When I began hunting, I buried the lead-laden gutpiles. It would help if more hunters did this, but it’s not enough. Scavengers often dig gutpiles up anyway. And the meat that hunters take home to their families could be tainted. I’ve seen X-rays of shot game showing dust-sized lead particles spread throughout the meat, far away from the bullet hole. The best solution is to stop using lead ammunition altogether.
So last summer conservationists — along with the organization I run — formally petitioned the Environmental Protection Agency to ban lead bullets and shot nationwide (there are limited bans for some hunting areas and game). The E.P.A. rejected the petition, and we’ve since filed a lawsuit to get the agency to address the problem.

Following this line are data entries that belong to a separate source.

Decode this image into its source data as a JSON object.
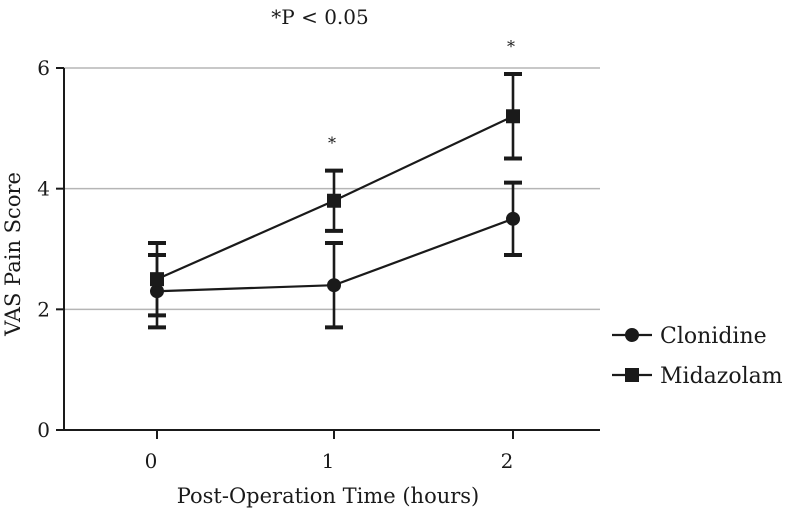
{
  "chart_data": {
    "type": "line",
    "note": "*P < 0.05",
    "xlabel": "Post-Operation Time (hours)",
    "ylabel": "VAS Pain Score",
    "x": [
      0,
      1,
      2
    ],
    "x_tick_labels": [
      "0",
      "1",
      "2"
    ],
    "y_ticks": [
      0,
      2,
      4,
      6
    ],
    "y_tick_labels": [
      "0",
      "2",
      "4",
      "6"
    ],
    "ylim": [
      0,
      6
    ],
    "grid": true,
    "legend_position": "right",
    "significance_marks": [
      {
        "x": 1,
        "label": "*"
      },
      {
        "x": 2,
        "label": "*"
      }
    ],
    "series": [
      {
        "name": "Clonidine",
        "marker": "circle",
        "color": "#1a1a1a",
        "values": [
          2.3,
          2.4,
          3.5
        ],
        "error_low": [
          1.7,
          1.7,
          2.9
        ],
        "error_high": [
          2.9,
          3.1,
          4.1
        ]
      },
      {
        "name": "Midazolam",
        "marker": "square",
        "color": "#1a1a1a",
        "values": [
          2.5,
          3.8,
          5.2
        ],
        "error_low": [
          1.9,
          3.3,
          4.5
        ],
        "error_high": [
          3.1,
          4.3,
          5.9
        ]
      }
    ]
  }
}
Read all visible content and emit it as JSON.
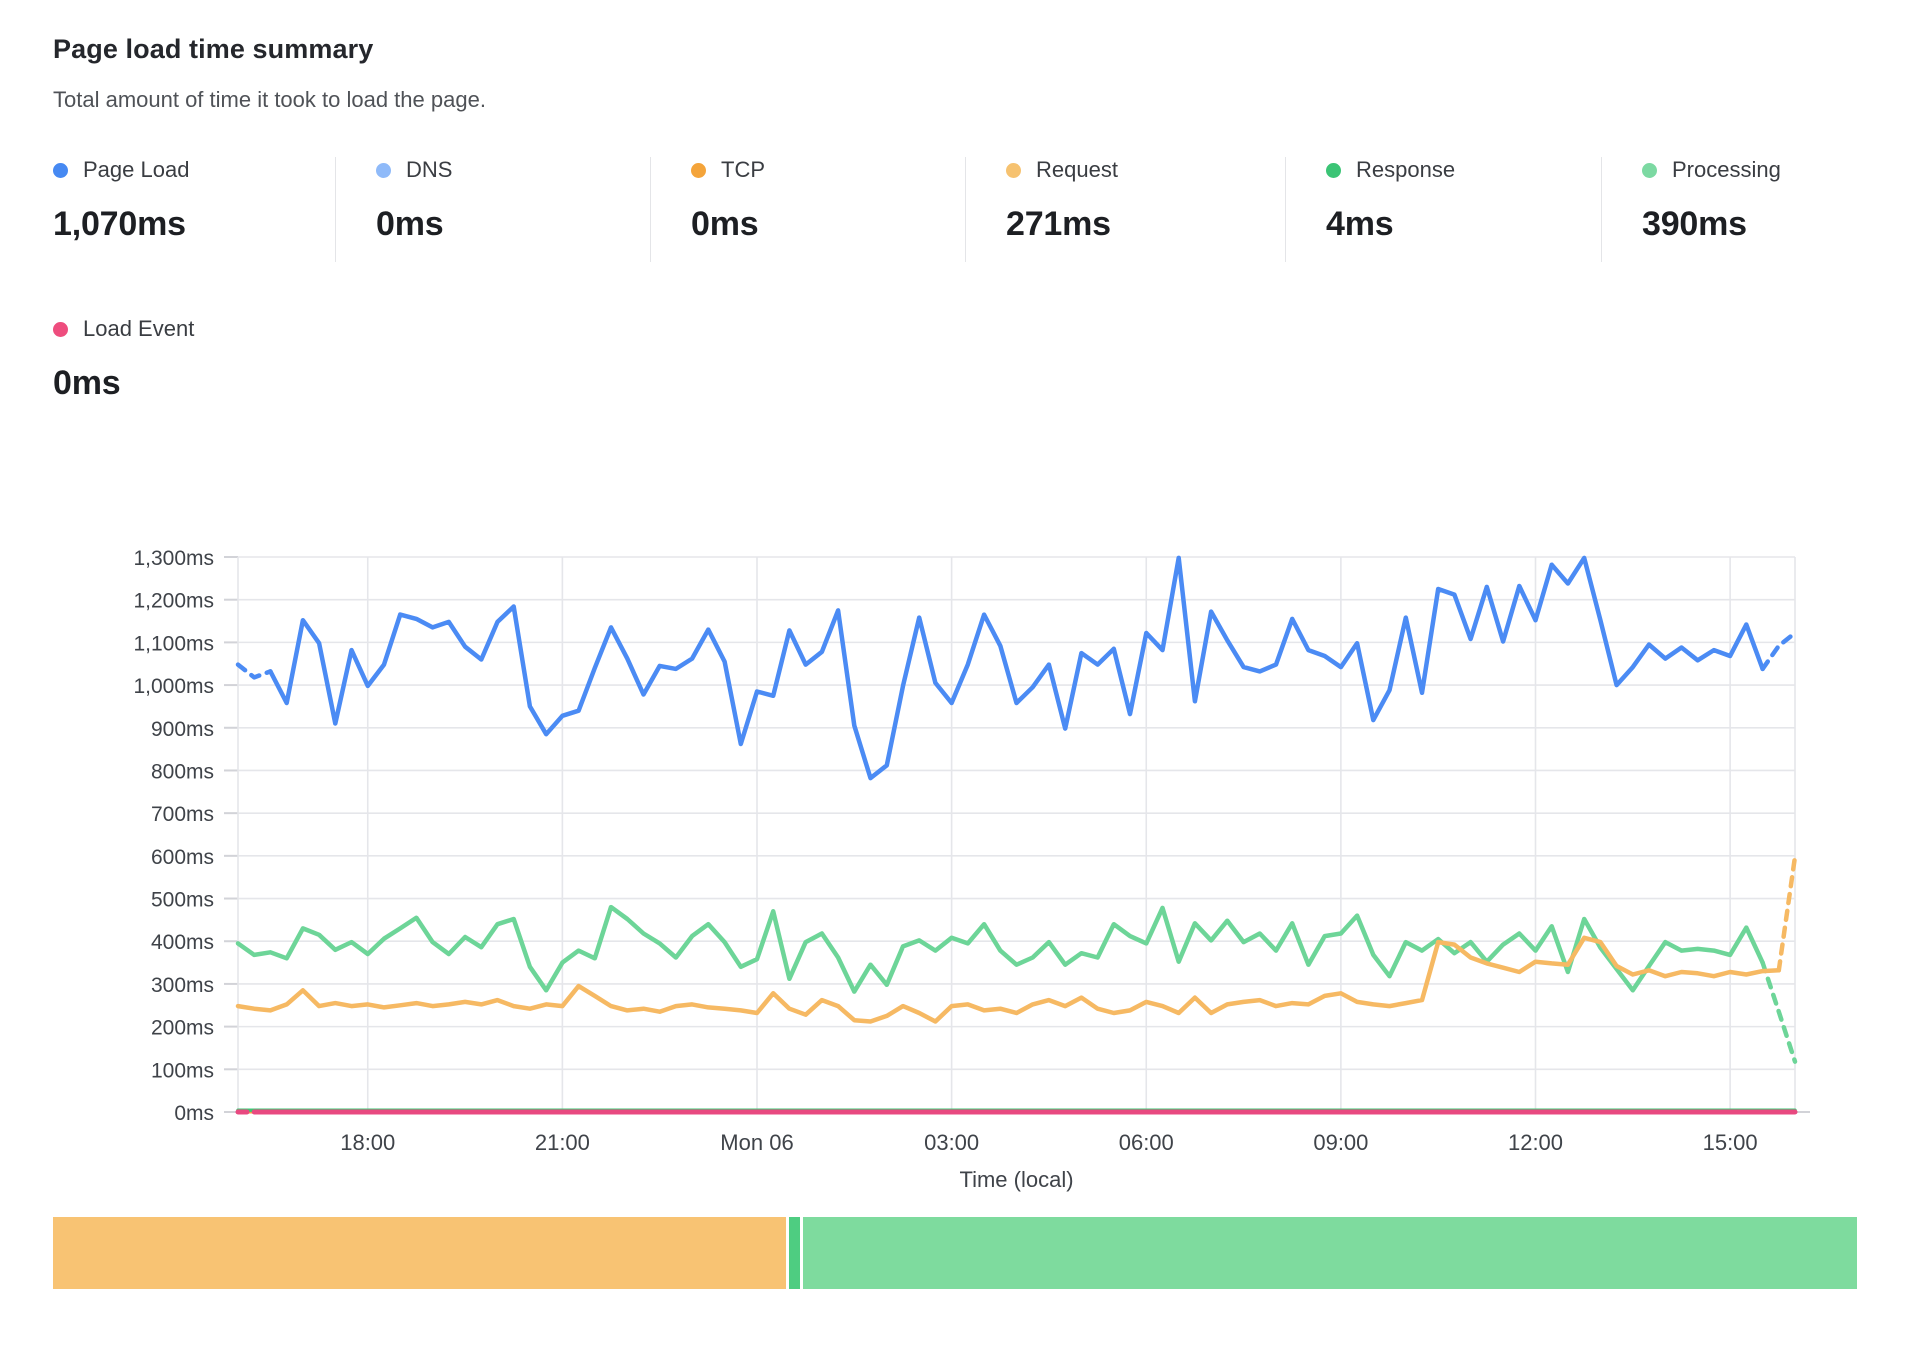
{
  "header": {
    "title": "Page load time summary",
    "subtitle": "Total amount of time it took to load the page."
  },
  "metrics": [
    {
      "label": "Page Load",
      "value": "1,070ms",
      "color": "#4689f2"
    },
    {
      "label": "DNS",
      "value": "0ms",
      "color": "#8fbaf9"
    },
    {
      "label": "TCP",
      "value": "0ms",
      "color": "#f4a43a"
    },
    {
      "label": "Request",
      "value": "271ms",
      "color": "#f6c270"
    },
    {
      "label": "Response",
      "value": "4ms",
      "color": "#3bc475"
    },
    {
      "label": "Processing",
      "value": "390ms",
      "color": "#7cd9a2"
    },
    {
      "label": "Load Event",
      "value": "0ms",
      "color": "#ee4d7e"
    }
  ],
  "chart_data": {
    "type": "line",
    "title": "Page load time summary",
    "xlabel": "Time (local)",
    "ylabel": "",
    "x_start": 16,
    "x_step": 0.25,
    "x_end": 40,
    "n_points": 97,
    "x_ticks": [
      {
        "t": 18,
        "label": "18:00"
      },
      {
        "t": 21,
        "label": "21:00"
      },
      {
        "t": 24,
        "label": "Mon 06"
      },
      {
        "t": 27,
        "label": "03:00"
      },
      {
        "t": 30,
        "label": "06:00"
      },
      {
        "t": 33,
        "label": "09:00"
      },
      {
        "t": 36,
        "label": "12:00"
      },
      {
        "t": 39,
        "label": "15:00"
      }
    ],
    "y_axis": {
      "min": 0,
      "max": 1300,
      "step": 100,
      "suffix": "ms"
    },
    "grid": true,
    "grid_color": "#e5e6ea",
    "tick_color": "#d2d3d8",
    "tick_text_color": "#3f4349",
    "legend_position": "top",
    "series": [
      {
        "name": "DNS",
        "color": "#8fbaf9",
        "width": 3,
        "constant": 0
      },
      {
        "name": "TCP",
        "color": "#f4a43a",
        "width": 3,
        "constant": 0
      },
      {
        "name": "Response",
        "color": "#3ec573",
        "width": 3.5,
        "constant": 4
      },
      {
        "name": "Processing",
        "color": "#6dd598",
        "width": 4.5,
        "tail_dash": 2,
        "values": [
          395,
          368,
          374,
          360,
          430,
          415,
          380,
          398,
          370,
          406,
          430,
          455,
          398,
          370,
          410,
          386,
          440,
          452,
          340,
          285,
          350,
          378,
          360,
          480,
          452,
          418,
          395,
          362,
          412,
          440,
          398,
          340,
          358,
          470,
          312,
          398,
          418,
          362,
          282,
          345,
          298,
          388,
          402,
          378,
          408,
          395,
          440,
          378,
          345,
          362,
          398,
          345,
          372,
          362,
          440,
          412,
          395,
          478,
          352,
          442,
          402,
          448,
          398,
          418,
          378,
          442,
          345,
          412,
          418,
          460,
          368,
          318,
          398,
          378,
          405,
          372,
          398,
          352,
          392,
          418,
          378,
          435,
          328,
          452,
          385,
          335,
          285,
          342,
          398,
          378,
          382,
          378,
          368,
          432,
          350,
          235,
          118
        ]
      },
      {
        "name": "Request",
        "color": "#f6b963",
        "width": 4.5,
        "tail_dash": 1,
        "values": [
          248,
          242,
          238,
          252,
          285,
          248,
          255,
          248,
          252,
          245,
          250,
          255,
          248,
          252,
          258,
          252,
          262,
          248,
          242,
          252,
          248,
          295,
          272,
          248,
          238,
          242,
          235,
          248,
          252,
          245,
          242,
          238,
          232,
          278,
          242,
          228,
          262,
          248,
          215,
          212,
          225,
          248,
          232,
          212,
          248,
          252,
          238,
          242,
          232,
          252,
          262,
          248,
          268,
          242,
          232,
          238,
          258,
          248,
          232,
          268,
          232,
          252,
          258,
          262,
          248,
          255,
          252,
          272,
          278,
          258,
          252,
          248,
          255,
          262,
          398,
          392,
          362,
          348,
          338,
          328,
          352,
          348,
          345,
          408,
          398,
          342,
          322,
          332,
          318,
          328,
          325,
          318,
          328,
          322,
          330,
          332,
          598
        ]
      },
      {
        "name": "Load Event",
        "color": "#e84980",
        "width": 5,
        "head_dash": 1,
        "constant": 0
      },
      {
        "name": "Page Load",
        "color": "#4b8bf4",
        "width": 4.5,
        "head_dash": 2,
        "tail_dash": 2,
        "values": [
          1048,
          1018,
          1032,
          958,
          1152,
          1098,
          910,
          1082,
          998,
          1048,
          1165,
          1155,
          1135,
          1148,
          1090,
          1060,
          1148,
          1184,
          950,
          885,
          928,
          940,
          1040,
          1135,
          1062,
          978,
          1045,
          1038,
          1062,
          1130,
          1055,
          862,
          985,
          975,
          1128,
          1048,
          1078,
          1175,
          905,
          782,
          812,
          998,
          1158,
          1005,
          958,
          1048,
          1165,
          1092,
          958,
          995,
          1048,
          898,
          1075,
          1048,
          1085,
          932,
          1122,
          1082,
          1298,
          962,
          1172,
          1105,
          1042,
          1032,
          1048,
          1155,
          1082,
          1068,
          1042,
          1098,
          918,
          988,
          1158,
          982,
          1225,
          1212,
          1108,
          1230,
          1102,
          1232,
          1152,
          1282,
          1238,
          1298,
          1152,
          1000,
          1042,
          1095,
          1062,
          1088,
          1058,
          1082,
          1068,
          1142,
          1038,
          1092,
          1122
        ]
      }
    ]
  },
  "footer_bar": {
    "segments": [
      {
        "name": "Request",
        "value": 271,
        "color": "#f8c373"
      },
      {
        "name": "Response",
        "value": 4,
        "color": "#4ecd81"
      },
      {
        "name": "Processing",
        "value": 390,
        "color": "#7edb9e"
      }
    ]
  }
}
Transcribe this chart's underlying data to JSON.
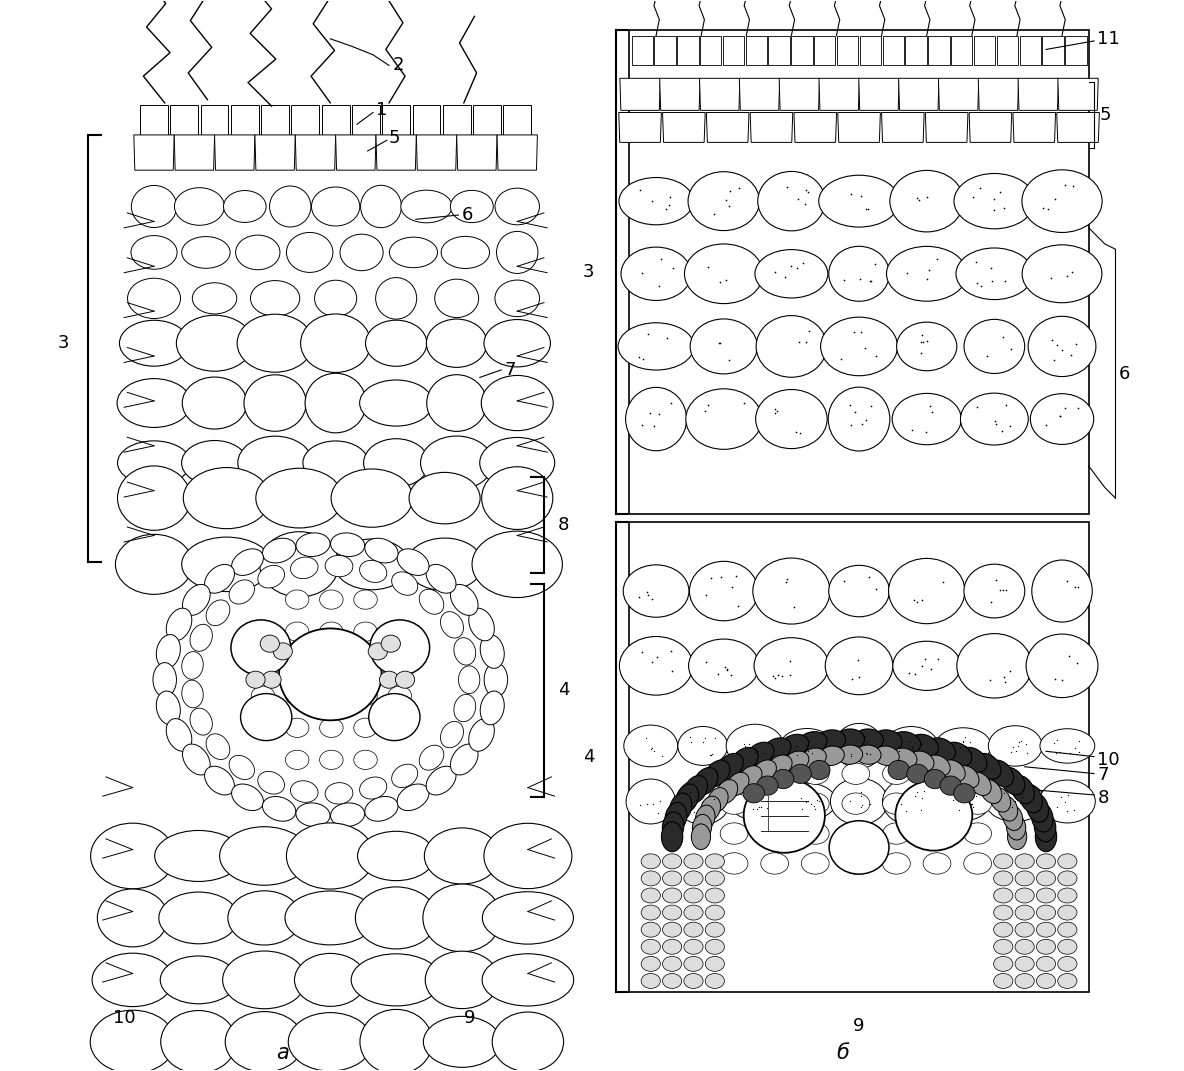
{
  "fig_width": 11.84,
  "fig_height": 10.71,
  "bg_color": "#ffffff",
  "label_fontsize": 13,
  "caption_fontsize": 15
}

Unfortunately, there is vocal opposition to any ammunition regulation from groups like the National Rifle Association and the National Shooting Sports Foundation, which see the campaign as an attack on hunting rights, and fear that the cost of non-lead ammunition would drive hunters away from the sport.
But this campaign has nothing to do with revoking hunting rights; if it did, I would not be involved. It’s an issue of using non-toxic materials. Was the removal of lead paint from children’s toys a plot to do away with toys? Did the switch to unleaded gas hide an ulterior motive of removing vehicles from our roads?
And although copper bullets can be more expensive than lead ones, the cost of ammunition is a small fraction of what I spend on hunting, which includes gear, optics, food, gas and licenses. No one will quit hunting over spending a few more quarters per bullet. Besides, the more hunters switch to copper, the faster prices will come down. Back in the ’90s, before pre-loaded copper cartridges could be bought over the counter, I had to hand-load my copper bullets. But already it’s easy to find them in many calibers, including those for my Browning .270 and my Winchester .300.
The dozen friends I hunt with love shooting non-lead bullets, and it’s not just because they’re doing something good for the environment. The ballistics are better. I’ve killed more than 80 pigs and 40 deer shooting copper. These bullets travel up to 3,200 feet per second and have about a 98 percent weight retention — meaning they don’t fragment as easily as lead. Copper kills cleanly. It can help keep our hunting grounds clean as well.
Anthony Prieto is the founder of Project Gutpile, a hunting group that advocates lead-free ammunition.